A Bucks-based broadband provider is taking on telecoms giant BT as they lodge a complaint to the Advertising Standards Authority (ASA).
Swish Fibre's claim objects to the use of the term “fibre broadband” in the marketing and advertising of BT’s broadband products which include copper cable across the crucial last leg of the journey into the home.
In the summer, before filing their claim to the ASA, Swish Fibre released a series of local marketing and advertising campaigns using the term “Fake Fibre” to call out slower and less reliable part-fibre services which still use slow copper lines to connect homes from a street cabinets.
Swish received a complaint about their initial campaign from BT who contacted the ASA to dispute Swish’s “Fake Fibre” phrasing,who responded by launching a “censored” version of their posters.
Alistair Goulden, CMO & Director Swish Fibre, said: “When BT use the word fibre to describe their copper-fibre FTTC networks, I say that you can’t call a vegan sandwich a vegan sandwich if it’s got 10% or even just 1% meat in it.
"Copper reliant FTTC networks cannot provide download speeds much above 80 Mbps and upload speeds of 20 Mbps.
"In contrast, full fibre’s 100% fibre-optic cables have the capability to offer up to 10,000Mbps today and potentially even faster download and upload speeds in the future.”
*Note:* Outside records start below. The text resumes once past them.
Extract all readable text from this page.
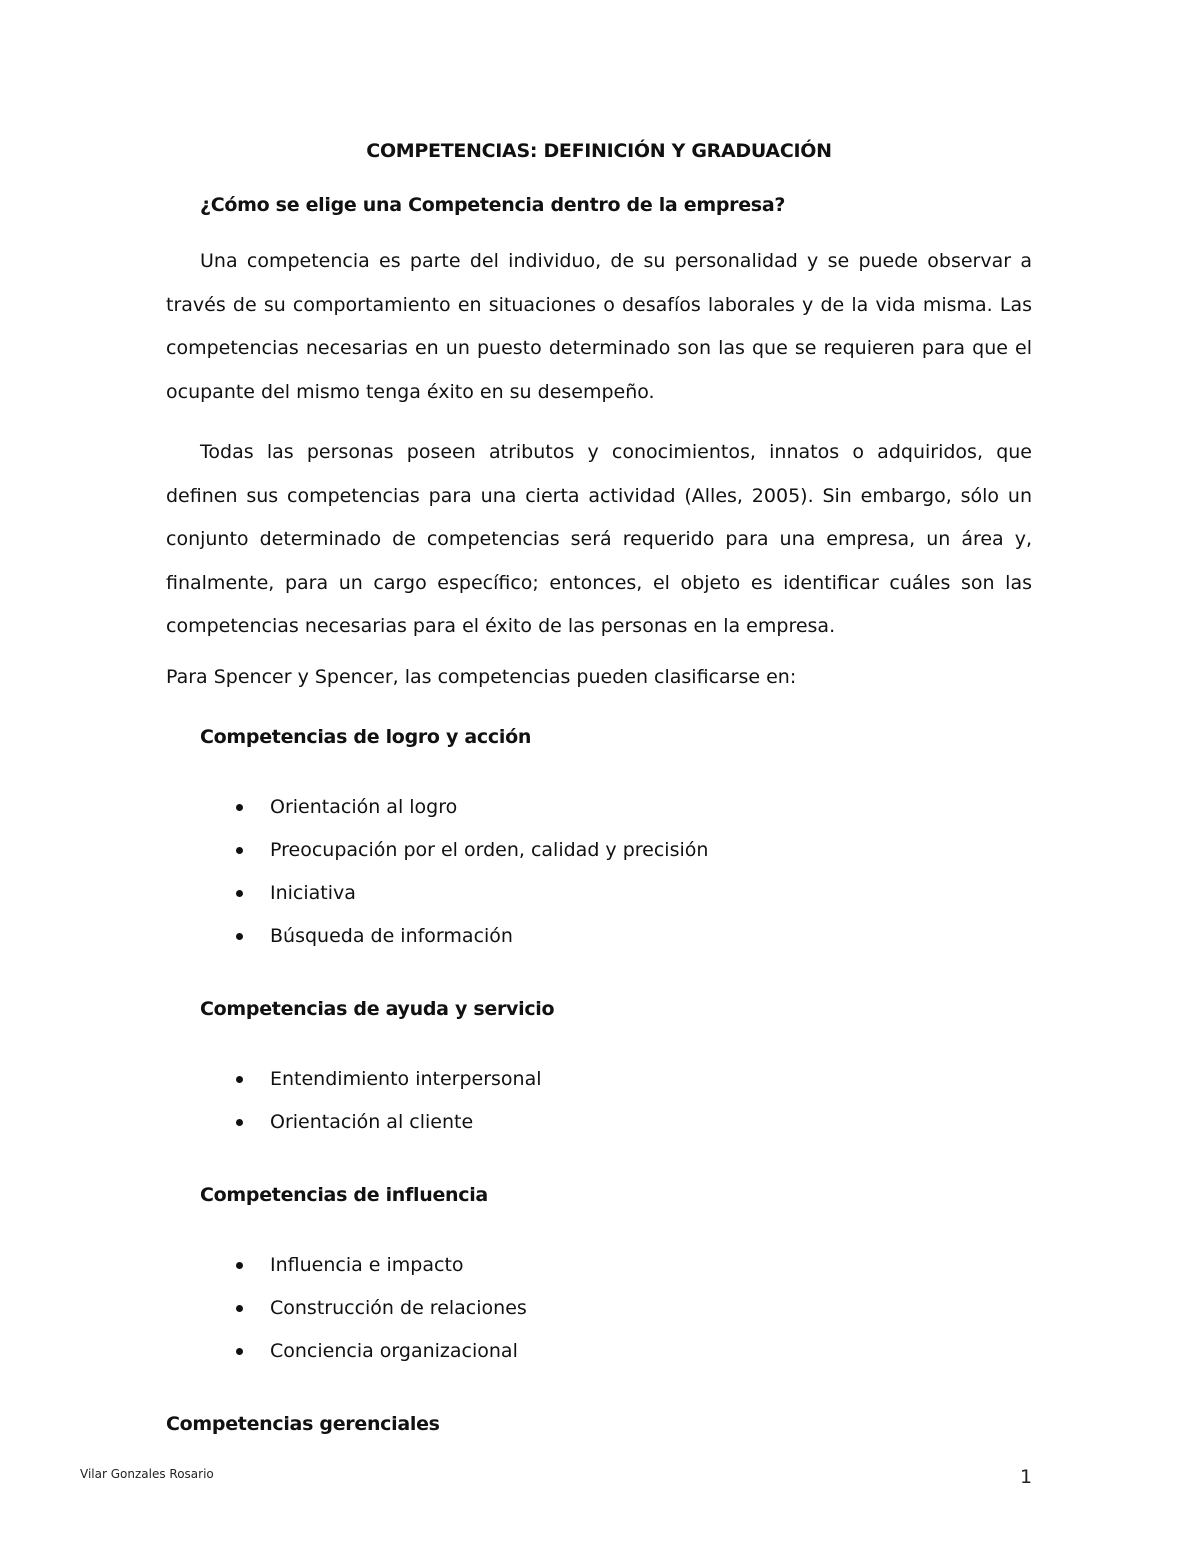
COMPETENCIAS: DEFINICIÓN Y GRADUACIÓN
¿Cómo se elige una Competencia dentro de la empresa?

Una competencia es parte del individuo, de su personalidad y se puede observar a través de su comportamiento en situaciones o desafíos laborales y de la vida misma. Las competencias necesarias en un puesto determinado son las que se requieren para que el ocupante del mismo tenga éxito en su desempeño.

Todas las personas poseen atributos y conocimientos, innatos o adquiridos, que definen sus competencias para una cierta actividad (Alles, 2005). Sin embargo, sólo un conjunto determinado de competencias será requerido para una empresa, un área y, finalmente, para un cargo específico; entonces, el objeto es identificar cuáles son las competencias necesarias para el éxito de las personas en la empresa.

Para Spencer y Spencer, las competencias pueden clasificarse en:

Competencias de logro y acción
Orientación al logro
Preocupación por el orden, calidad y precisión
Iniciativa
Búsqueda de información
Competencias de ayuda y servicio
Entendimiento interpersonal
Orientación al cliente
Competencias de influencia
Influencia e impacto
Construcción de relaciones
Conciencia organizacional
Competencias gerenciales
Vilar Gonzales Rosario	1
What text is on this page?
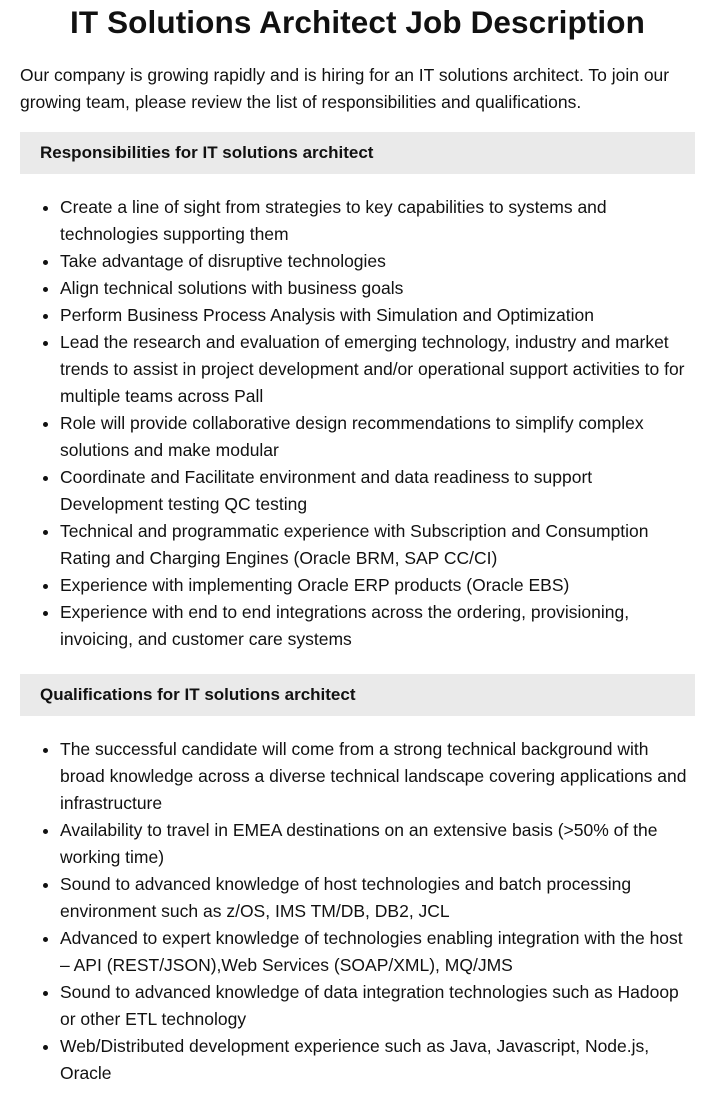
IT Solutions Architect Job Description

Our company is growing rapidly and is hiring for an IT solutions architect. To join our growing team, please review the list of responsibilities and qualifications.

Responsibilities for IT solutions architect
• Create a line of sight from strategies to key capabilities to systems and technologies supporting them
• Take advantage of disruptive technologies
• Align technical solutions with business goals
• Perform Business Process Analysis with Simulation and Optimization
• Lead the research and evaluation of emerging technology, industry and market trends to assist in project development and/or operational support activities to for multiple teams across Pall
• Role will provide collaborative design recommendations to simplify complex solutions and make modular
• Coordinate and Facilitate environment and data readiness to support Development testing QC testing
• Technical and programmatic experience with Subscription and Consumption Rating and Charging Engines (Oracle BRM, SAP CC/CI)
• Experience with implementing Oracle ERP products (Oracle EBS)
• Experience with end to end integrations across the ordering, provisioning, invoicing, and customer care systems
Qualifications for IT solutions architect
• The successful candidate will come from a strong technical background with broad knowledge across a diverse technical landscape covering applications and infrastructure
• Availability to travel in EMEA destinations on an extensive basis (>50% of the working time)
• Sound to advanced knowledge of host technologies and batch processing environment such as z/OS, IMS TM/DB, DB2, JCL
• Advanced to expert knowledge of technologies enabling integration with the host – API (REST/JSON),Web Services (SOAP/XML), MQ/JMS
• Sound to advanced knowledge of data integration technologies such as Hadoop or other ETL technology
• Web/Distributed development experience such as Java, Javascript, Node.js, Oracle
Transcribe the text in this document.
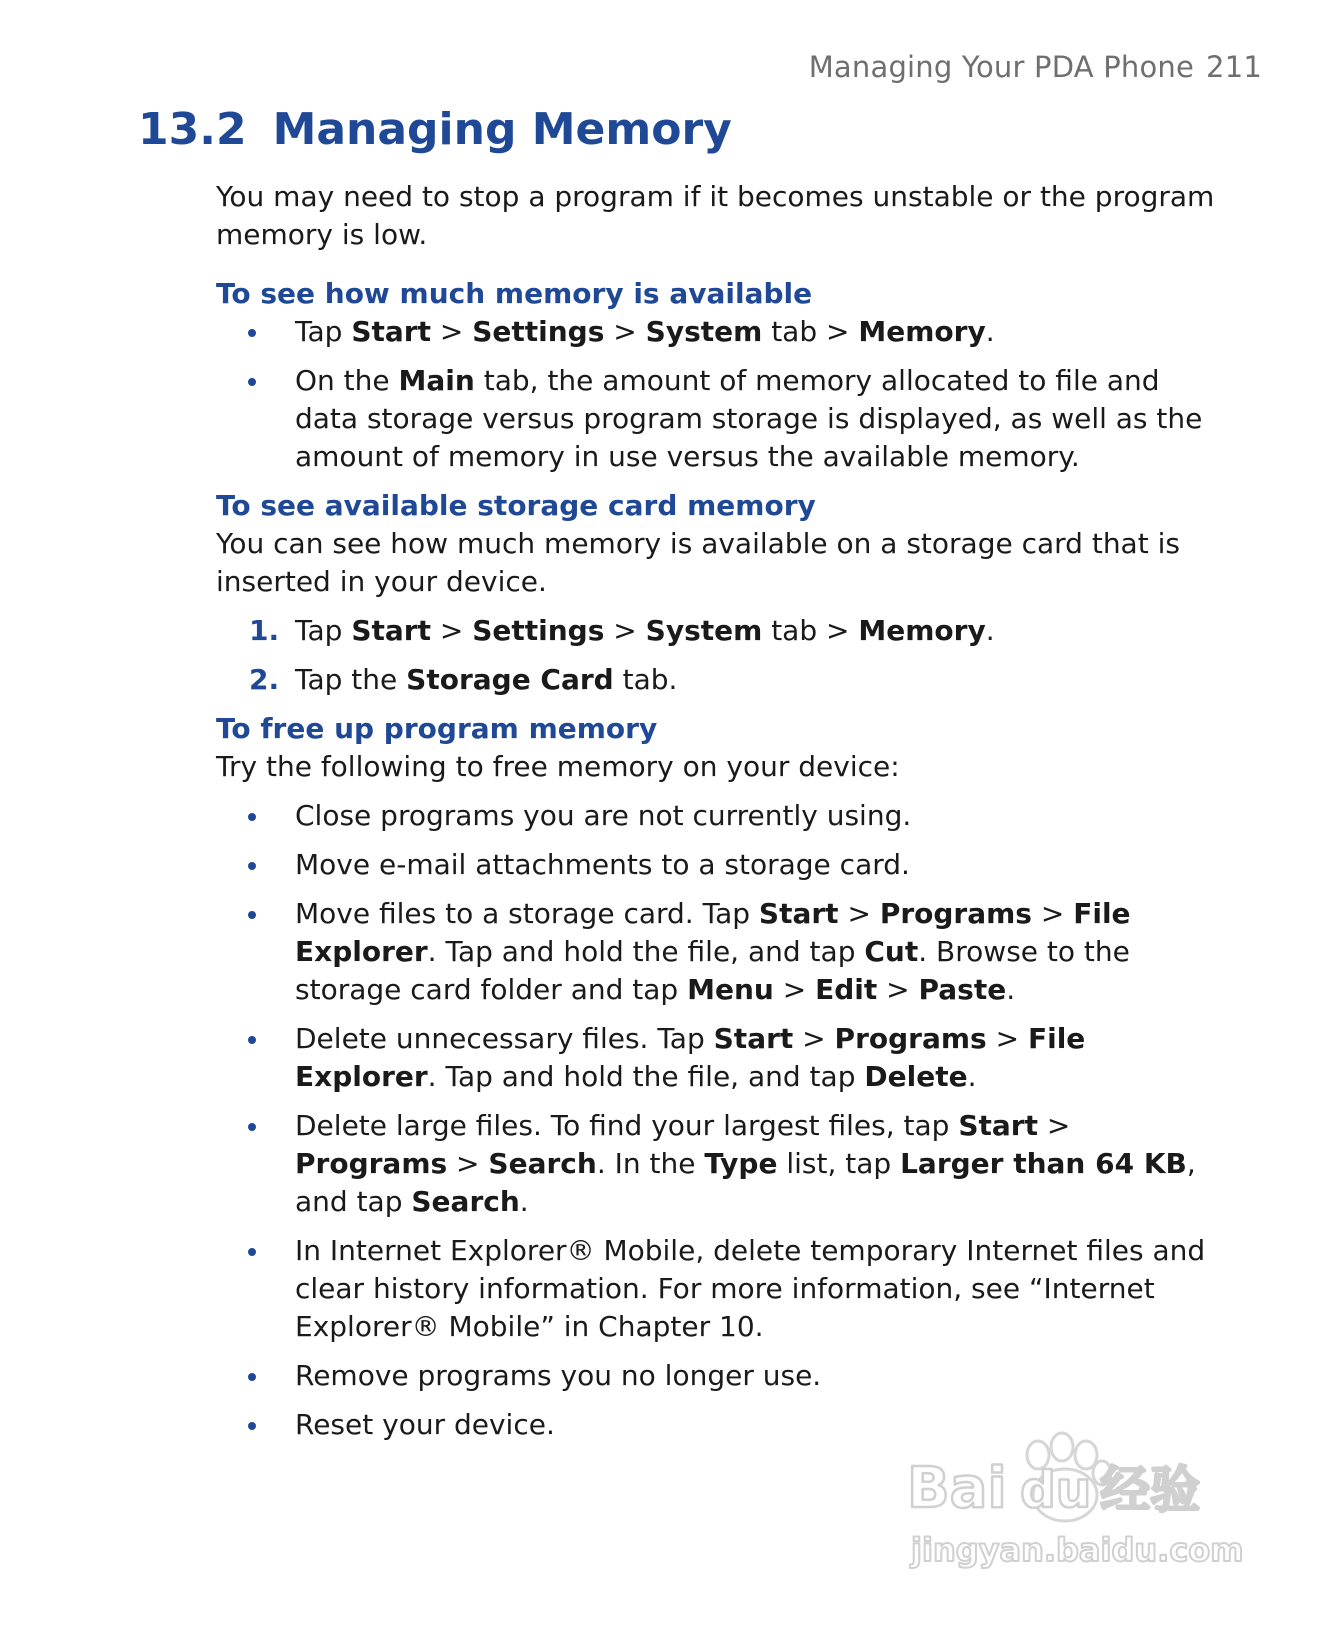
Managing Your PDA Phone 211
13.2 Managing Memory

You may need to stop a program if it becomes unstable or the program memory is low.

To see how much memory is available
Tap Start > Settings > System tab > Memory.
On the Main tab, the amount of memory allocated to file and data storage versus program storage is displayed, as well as the amount of memory in use versus the available memory.
To see available storage card memory

You can see how much memory is available on a storage card that is inserted in your device.

1. Tap Start > Settings > System tab > Memory.
2. Tap the Storage Card tab.
To free up program memory

Try the following to free memory on your device:

Close programs you are not currently using.
Move e-mail attachments to a storage card.
Move files to a storage card. Tap Start > Programs > File Explorer. Tap and hold the file, and tap Cut. Browse to the storage card folder and tap Menu > Edit > Paste.
Delete unnecessary files. Tap Start > Programs > File Explorer. Tap and hold the file, and tap Delete.
Delete large files. To find your largest files, tap Start > Programs > Search. In the Type list, tap Larger than 64 KB, and tap Search.
In Internet Explorer® Mobile, delete temporary Internet files and clear history information. For more information, see “Internet Explorer® Mobile” in Chapter 10.
Remove programs you no longer use.
Reset your device.
Bai du 经验
jingyan.baidu.com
In August 2019, the ASA for Ireland issued guidance that “fibre” should only describe full fibre networks and that "part-fibre" should be used to describe part-fibre networks with France and Italy have issued similar guidance.
Swish remain have said they remain "vigilant" in asking the ASA to review its existing guidance now and limit “fibre” to describe only full fibre broadband and require part-fibre broadband to be described as “part-fibre”.
In 2017, fellow broadband provider CityFibre challenged the ASA on the matter but the case was dismissed by the courts.
Four years later Swish say: "the landscape is vastly different in the wake of the pandemic and with an explosion of Full Fibre network deployment across the UK, Swish Fibre are now rekindling the fight by pledging to educate the nation on Fake Fibre once and for all and reverse years of misleading advertising."